CVE-2023-35163

Name of the Vulnerable Software and Affected Versions Vega versions prior to 0.71.6

Description A vulnerability exists that allows a malicious validator to trick the Vega network into re-processing past Ethereum events from Vega’s Ethereum bridge. For example, a deposit to the collateral bridge for 100USDT that credits a party’s general account on Vega, can be re-processed 50 times resulting in 5000USDT in that party’s general account. This is without depositing any more than the original 100USDT on the bridge. Despite this exploit requiring access to a validator's Vega key, a validator key can be obtained at the small cost of 3000VEGA, the amount needed to announce a new node onto the network. The steps to carry out this exploit involve causing an Ethereum event, scraping the valid chain event transaction, changing the value of the txId field, and resubmitting the tweaked ChainEvent to the Vega network.
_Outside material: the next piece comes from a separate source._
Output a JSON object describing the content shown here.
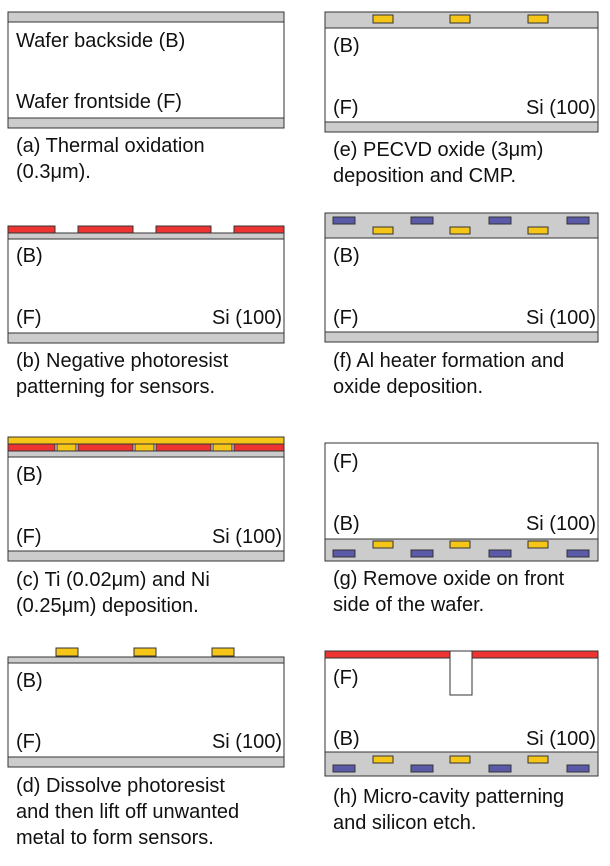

The key to this exploit is in changing the txId field of the ChainEvent, which is used when checking for ChainEvent resubmission, but NOT during the subsequent on-chain verification of the event.

Recommendations For versions prior to 0.71.6, update to version 0.71.6 to resolve the issue. As a temporary workaround, consider restricting access to the mainnet1 to minimize the risk of exploitation. Additionally, validators can stop the bridge to prevent withdrawals should this vulnerability be exploited. Monitoring alerts are in place to identify any issues of this nature, including this vulnerability being exploited.